On a écrit justement: «La Chine fait face à des problèmes économiques gigantesques ; pour elle, la productivité est une question de vie ou de mort.» Personne ne songe à le nier. Ce qui me paraît grave ne tient pas aux impératifs économiques, mais à la façon d’y répondre. L’armée Rouge de 1917 constituait un type nouveau d’organisation. L’armée Rouge de 1960 est une armée comme on en rencontre dans les pays capitalistes. Les circonstances ont prouvé que son efficacité restait loin au-dessous des possibilités des milices révolutionnaires. De même l’économie chinoise planifiée, en refusant d’accorder à des groupes fédérés l’organisation autonome de leur travail, se condamne à rejoindre une forme de capitalisme perfectionné, nommé socialisme. A-t-on pris la peine d’étudier les modalités de travail des peuples primitifs, l’importance du jeu et de la créativité, l’incroyable rendement obtenu par des méthodes qu’un appoint des techniques modernes rendrait cent fois plus efficaces encore? Il ne semble pas. Tout appel à la productivité vient du haut. Or la créativité seule est spontanément riche. Ce n’est pas de la productivité qu’il faut attendre une vie riche, ce n’est pas de la productivité qu’il faut espérer une réponse collective et enthousiaste à la demande économique. Mais que dire de plus quand on sait de quel culte le travail est honoré à Cuba comme en Chine, et avec quelle aisance les pages vertueuses de Guizot passeraient désormais dans un discours du 1er Mai?

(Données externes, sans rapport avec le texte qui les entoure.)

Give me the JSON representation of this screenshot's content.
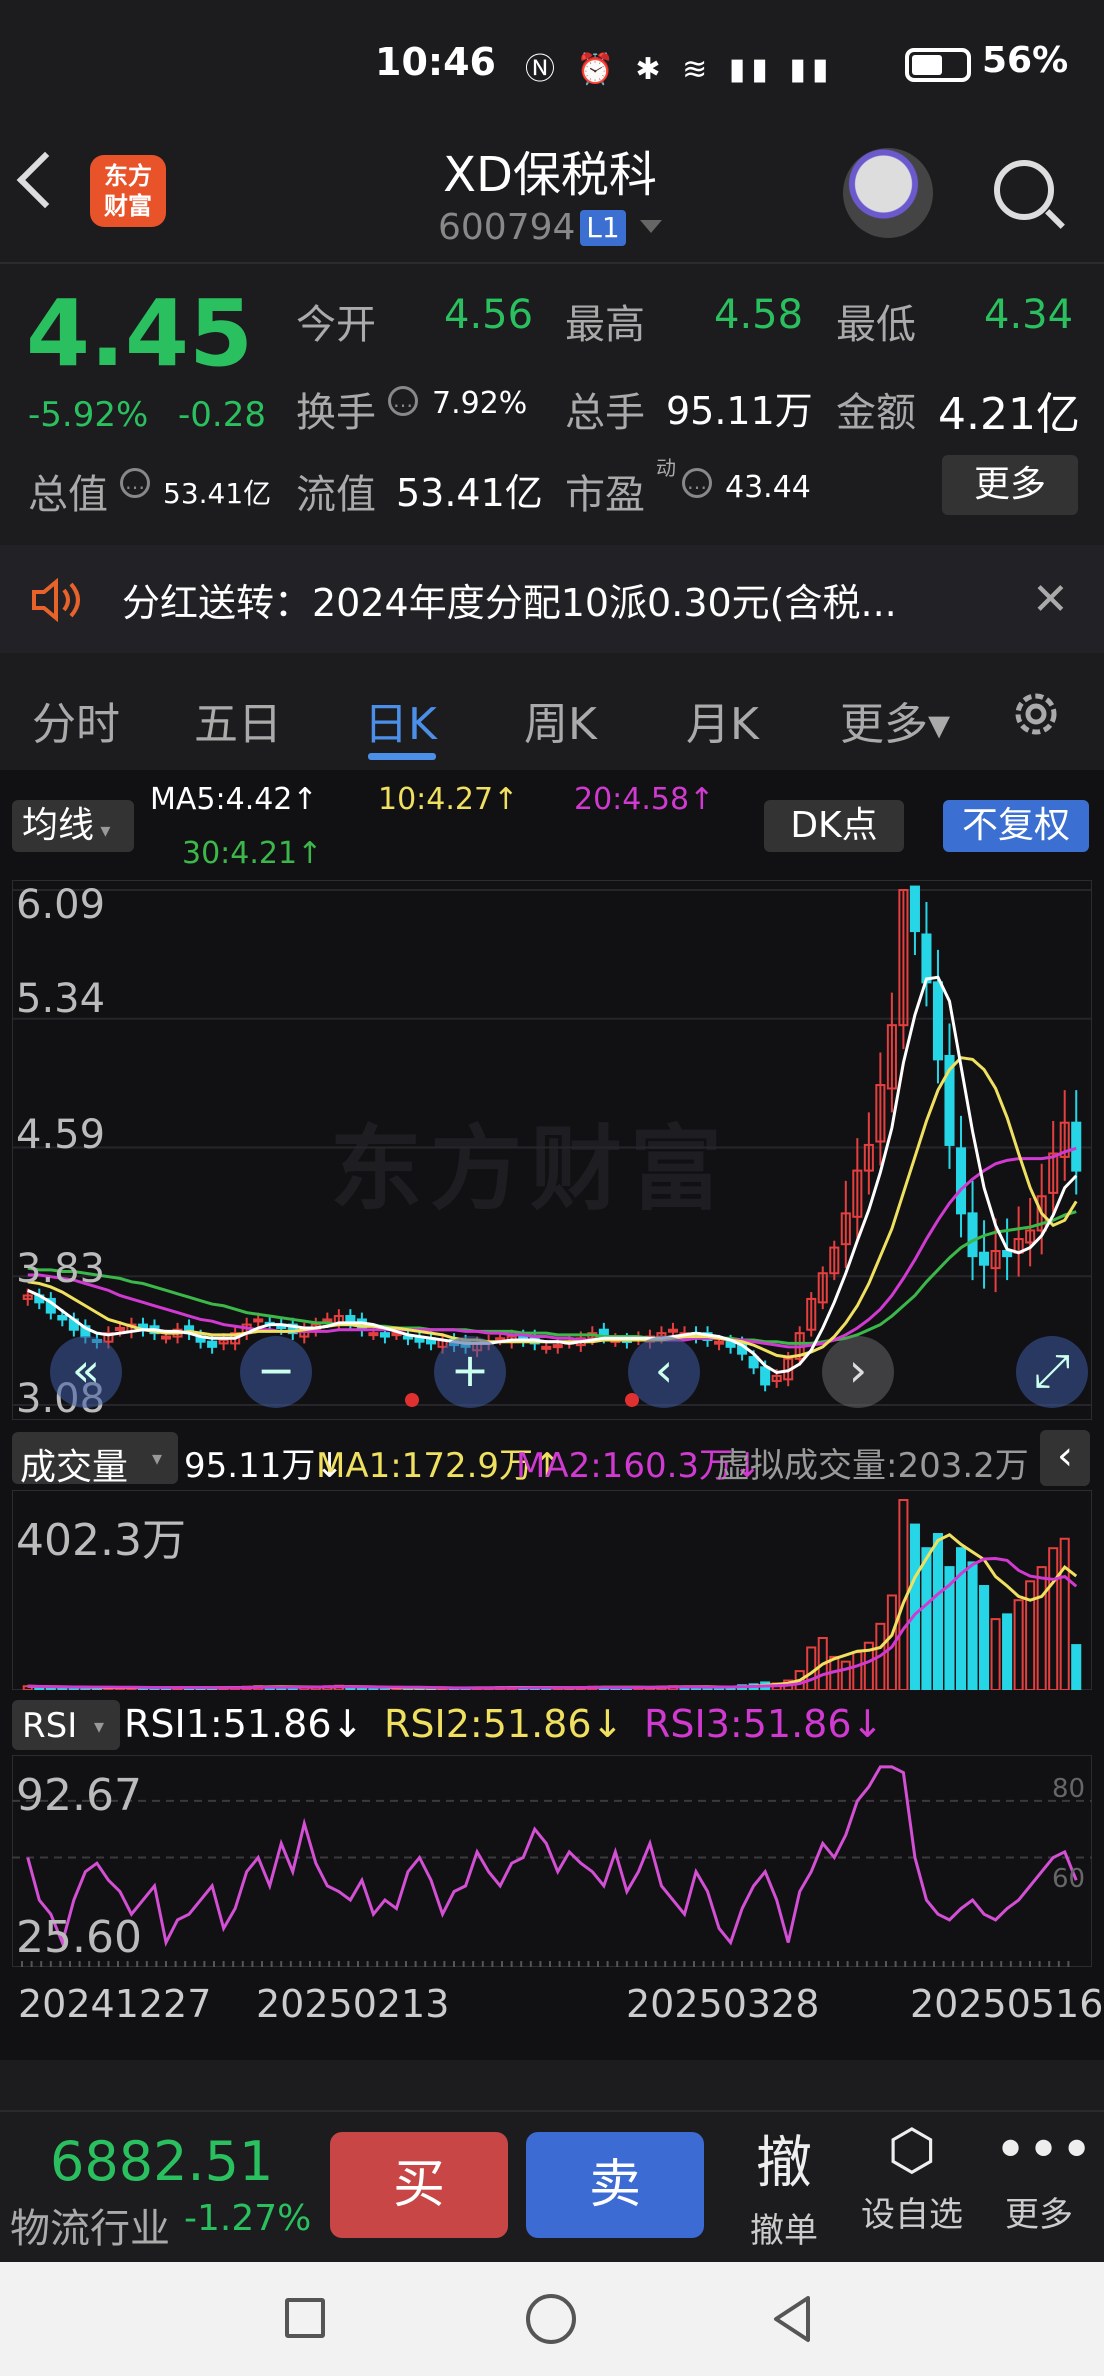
{
  "status_bar": {
    "time": "10:46",
    "battery_pct": "56%",
    "battery_level": 0.56
  },
  "header": {
    "stock_name": "XD保税科",
    "stock_code": "600794",
    "level_badge": "L1",
    "logo_text_line1": "东方",
    "logo_text_line2": "财富"
  },
  "quote": {
    "price": "4.45",
    "change_pct": "-5.92%",
    "change_abs": "-0.28",
    "open_label": "今开",
    "open_value": "4.56",
    "high_label": "最高",
    "high_value": "4.58",
    "low_label": "最低",
    "low_value": "4.34",
    "turnover_label": "换手",
    "turnover_value": "7.92%",
    "volume_label": "总手",
    "volume_value": "95.11万",
    "amount_label": "金额",
    "amount_value": "4.21亿",
    "mktcap_label": "总值",
    "mktcap_value": "53.41亿",
    "float_label": "流值",
    "float_value": "53.41亿",
    "pe_label": "市盈",
    "pe_sup": "动",
    "pe_value": "43.44",
    "more_label": "更多"
  },
  "notice": {
    "text": "分红送转：2024年度分配10派0.30元(含税..."
  },
  "tabs": [
    {
      "label": "分时"
    },
    {
      "label": "五日"
    },
    {
      "label": "日K"
    },
    {
      "label": "周K"
    },
    {
      "label": "月K"
    },
    {
      "label": "更多▾"
    }
  ],
  "chart_controls": {
    "ma_button": "均线",
    "dk_button": "DK点",
    "adjust_button": "不复权",
    "ma5": "MA5:4.42↑",
    "ma10": "10:4.27↑",
    "ma20": "20:4.58↑",
    "ma30": "30:4.21↑",
    "watermark": "东方财富"
  },
  "volume_panel": {
    "label": "成交量",
    "vol": "95.11万↓",
    "ma1": "MA1:172.9万↑",
    "ma2": "MA2:160.3万↓",
    "virtual": "虚拟成交量:203.2万",
    "max_label": "402.3万"
  },
  "rsi_panel": {
    "label": "RSI",
    "rsi1": "RSI1:51.86↓",
    "rsi2": "RSI2:51.86↓",
    "rsi3": "RSI3:51.86↓",
    "max_label": "92.67",
    "min_label": "25.60",
    "ref_80": "80",
    "ref_60": "60"
  },
  "chart_data": {
    "type": "candlestick",
    "y_ticks": [
      "6.09",
      "5.34",
      "4.59",
      "3.83",
      "3.08"
    ],
    "ylim": [
      3.08,
      6.09
    ],
    "x_tick_labels": [
      "20241227",
      "20250213",
      "20250328",
      "20250516"
    ],
    "closes": [
      3.72,
      3.68,
      3.62,
      3.58,
      3.52,
      3.48,
      3.45,
      3.5,
      3.53,
      3.55,
      3.52,
      3.5,
      3.48,
      3.52,
      3.5,
      3.45,
      3.42,
      3.46,
      3.5,
      3.55,
      3.58,
      3.55,
      3.53,
      3.5,
      3.52,
      3.55,
      3.58,
      3.6,
      3.56,
      3.52,
      3.5,
      3.48,
      3.5,
      3.47,
      3.45,
      3.44,
      3.46,
      3.43,
      3.42,
      3.44,
      3.45,
      3.47,
      3.48,
      3.46,
      3.44,
      3.42,
      3.43,
      3.45,
      3.47,
      3.5,
      3.48,
      3.46,
      3.45,
      3.47,
      3.48,
      3.5,
      3.52,
      3.5,
      3.48,
      3.46,
      3.45,
      3.42,
      3.38,
      3.3,
      3.2,
      3.25,
      3.35,
      3.5,
      3.7,
      3.85,
      4.0,
      4.2,
      4.45,
      4.6,
      4.95,
      5.3,
      6.09,
      5.85,
      5.55,
      5.1,
      4.6,
      4.2,
      3.95,
      3.9,
      3.98,
      3.95,
      4.05,
      4.1,
      4.3,
      4.55,
      4.73,
      4.45
    ],
    "ma5": [
      3.75,
      3.72,
      3.68,
      3.63,
      3.58,
      3.53,
      3.5,
      3.49,
      3.5,
      3.51,
      3.52,
      3.52,
      3.51,
      3.51,
      3.5,
      3.48,
      3.47,
      3.47,
      3.47,
      3.5,
      3.53,
      3.55,
      3.55,
      3.54,
      3.53,
      3.53,
      3.54,
      3.56,
      3.56,
      3.56,
      3.55,
      3.53,
      3.51,
      3.49,
      3.48,
      3.47,
      3.46,
      3.45,
      3.44,
      3.44,
      3.44,
      3.45,
      3.46,
      3.46,
      3.46,
      3.45,
      3.45,
      3.44,
      3.45,
      3.46,
      3.47,
      3.47,
      3.47,
      3.47,
      3.47,
      3.47,
      3.48,
      3.49,
      3.5,
      3.49,
      3.48,
      3.46,
      3.43,
      3.38,
      3.31,
      3.27,
      3.28,
      3.32,
      3.4,
      3.53,
      3.68,
      3.85,
      4.04,
      4.22,
      4.44,
      4.7,
      5.08,
      5.36,
      5.57,
      5.58,
      5.44,
      5.06,
      4.68,
      4.35,
      4.13,
      3.99,
      3.97,
      4.0,
      4.07,
      4.19,
      4.35,
      4.42
    ],
    "ma10": [
      3.8,
      3.79,
      3.77,
      3.74,
      3.7,
      3.66,
      3.62,
      3.58,
      3.56,
      3.54,
      3.52,
      3.51,
      3.5,
      3.5,
      3.51,
      3.5,
      3.49,
      3.49,
      3.49,
      3.5,
      3.51,
      3.51,
      3.51,
      3.51,
      3.52,
      3.53,
      3.54,
      3.55,
      3.55,
      3.54,
      3.54,
      3.53,
      3.53,
      3.52,
      3.51,
      3.5,
      3.49,
      3.47,
      3.46,
      3.46,
      3.45,
      3.45,
      3.45,
      3.45,
      3.45,
      3.45,
      3.45,
      3.45,
      3.45,
      3.45,
      3.46,
      3.46,
      3.46,
      3.46,
      3.46,
      3.46,
      3.47,
      3.48,
      3.48,
      3.48,
      3.47,
      3.46,
      3.45,
      3.43,
      3.4,
      3.37,
      3.36,
      3.37,
      3.39,
      3.42,
      3.48,
      3.56,
      3.66,
      3.79,
      3.95,
      4.11,
      4.32,
      4.53,
      4.74,
      4.92,
      5.04,
      5.11,
      5.1,
      5.04,
      4.93,
      4.76,
      4.55,
      4.35,
      4.2,
      4.13,
      4.16,
      4.27
    ],
    "ma20": [
      3.84,
      3.84,
      3.83,
      3.82,
      3.81,
      3.79,
      3.77,
      3.75,
      3.72,
      3.7,
      3.68,
      3.66,
      3.64,
      3.62,
      3.6,
      3.58,
      3.57,
      3.55,
      3.54,
      3.53,
      3.52,
      3.52,
      3.51,
      3.51,
      3.51,
      3.51,
      3.51,
      3.52,
      3.52,
      3.52,
      3.52,
      3.52,
      3.52,
      3.52,
      3.52,
      3.52,
      3.52,
      3.52,
      3.51,
      3.51,
      3.5,
      3.5,
      3.49,
      3.49,
      3.48,
      3.48,
      3.47,
      3.47,
      3.46,
      3.46,
      3.46,
      3.46,
      3.46,
      3.46,
      3.46,
      3.46,
      3.46,
      3.46,
      3.47,
      3.47,
      3.47,
      3.46,
      3.46,
      3.45,
      3.44,
      3.43,
      3.42,
      3.42,
      3.43,
      3.44,
      3.46,
      3.49,
      3.53,
      3.58,
      3.64,
      3.72,
      3.82,
      3.93,
      4.05,
      4.16,
      4.26,
      4.34,
      4.4,
      4.45,
      4.49,
      4.51,
      4.52,
      4.52,
      4.52,
      4.53,
      4.56,
      4.58
    ],
    "ma30": [
      3.88,
      3.87,
      3.87,
      3.86,
      3.86,
      3.85,
      3.84,
      3.83,
      3.82,
      3.8,
      3.79,
      3.77,
      3.75,
      3.73,
      3.71,
      3.69,
      3.67,
      3.66,
      3.64,
      3.62,
      3.61,
      3.6,
      3.59,
      3.58,
      3.57,
      3.56,
      3.56,
      3.55,
      3.55,
      3.54,
      3.54,
      3.54,
      3.53,
      3.53,
      3.53,
      3.52,
      3.52,
      3.52,
      3.52,
      3.51,
      3.51,
      3.51,
      3.51,
      3.5,
      3.5,
      3.5,
      3.49,
      3.49,
      3.49,
      3.49,
      3.48,
      3.48,
      3.48,
      3.48,
      3.47,
      3.47,
      3.47,
      3.47,
      3.47,
      3.47,
      3.47,
      3.47,
      3.46,
      3.46,
      3.45,
      3.45,
      3.44,
      3.44,
      3.44,
      3.45,
      3.46,
      3.47,
      3.49,
      3.52,
      3.55,
      3.6,
      3.66,
      3.72,
      3.8,
      3.87,
      3.94,
      4.0,
      4.04,
      4.07,
      4.09,
      4.1,
      4.11,
      4.12,
      4.14,
      4.16,
      4.19,
      4.21
    ],
    "volume_ma_note": "volume bars in 万 units",
    "volumes": [
      8,
      7,
      6,
      5,
      6,
      5,
      5,
      6,
      5,
      6,
      5,
      5,
      4,
      5,
      6,
      5,
      4,
      5,
      6,
      7,
      8,
      7,
      6,
      5,
      6,
      7,
      8,
      9,
      6,
      5,
      5,
      4,
      5,
      4,
      4,
      4,
      5,
      4,
      4,
      5,
      5,
      6,
      6,
      5,
      5,
      4,
      5,
      5,
      6,
      7,
      6,
      5,
      5,
      6,
      6,
      7,
      8,
      7,
      6,
      6,
      5,
      7,
      10,
      12,
      16,
      14,
      20,
      40,
      90,
      110,
      70,
      60,
      80,
      100,
      140,
      200,
      402,
      350,
      300,
      330,
      260,
      300,
      270,
      220,
      150,
      160,
      190,
      230,
      260,
      300,
      320,
      95
    ],
    "rsi": [
      60,
      45,
      40,
      30,
      45,
      55,
      58,
      52,
      48,
      40,
      45,
      50,
      30,
      38,
      40,
      45,
      50,
      35,
      42,
      55,
      60,
      50,
      65,
      55,
      72,
      58,
      50,
      48,
      45,
      52,
      40,
      45,
      42,
      55,
      60,
      52,
      40,
      48,
      50,
      62,
      55,
      50,
      58,
      60,
      70,
      65,
      55,
      62,
      58,
      55,
      50,
      62,
      48,
      55,
      65,
      50,
      45,
      40,
      55,
      48,
      35,
      30,
      42,
      50,
      55,
      45,
      30,
      48,
      55,
      65,
      60,
      68,
      80,
      85,
      92,
      92,
      90,
      60,
      45,
      40,
      38,
      42,
      45,
      40,
      38,
      42,
      45,
      50,
      55,
      60,
      62,
      52
    ],
    "rsi_ylim": [
      25.6,
      92.67
    ]
  },
  "action_bar": {
    "index_value": "6882.51",
    "index_name": "物流行业",
    "index_change": "-1.27%",
    "buy_label": "买",
    "sell_label": "卖",
    "cancel_icon": "撤",
    "cancel_label": "撤单",
    "watch_label": "设自选",
    "more_label": "更多"
  },
  "colors": {
    "up": "#e5403f",
    "down": "#27d6e6",
    "green": "#2bc05f",
    "accent": "#4b8fe8",
    "ma5": "#ffffff",
    "ma10": "#f0e060",
    "ma20": "#d03ad0",
    "ma30": "#3cb84a"
  }
}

A mesure que l’automation et la cybernétique laissent prévoir le remplacement massif des travailleurs par des esclaves mécaniques, le travail forcé révèle sa pure appartenance aux procédés barbares du maintien de l’ordre. Le pouvoir fabrique ainsi la dose de fatigue nécessaire à l’assimilation passive de ses diktats télévisés. Pour quel appât travailler désormais? La duperie est épuisée ; il n’y a plus rien à perdre, pas même une illusion. L’organisation du tavail et l’organisation des loisirs referment les ciseaux castrateurs chargés d’améliorer la race des chiens soumis. Verra-t-on quelque jour les grévistes, revendiquant l’automation et la semaine de dix heures, choisir, pour débrayer, de faire l’amour dans les usines, les bureaux et les maisons de la culture? Il n’y aurait que les programmateurs, les managers, les dirigeants syndicaux et les sociologues pour s’en étonner et s’en inquiéter. Avec raison peut-être. Après tout, il y va de leur peau.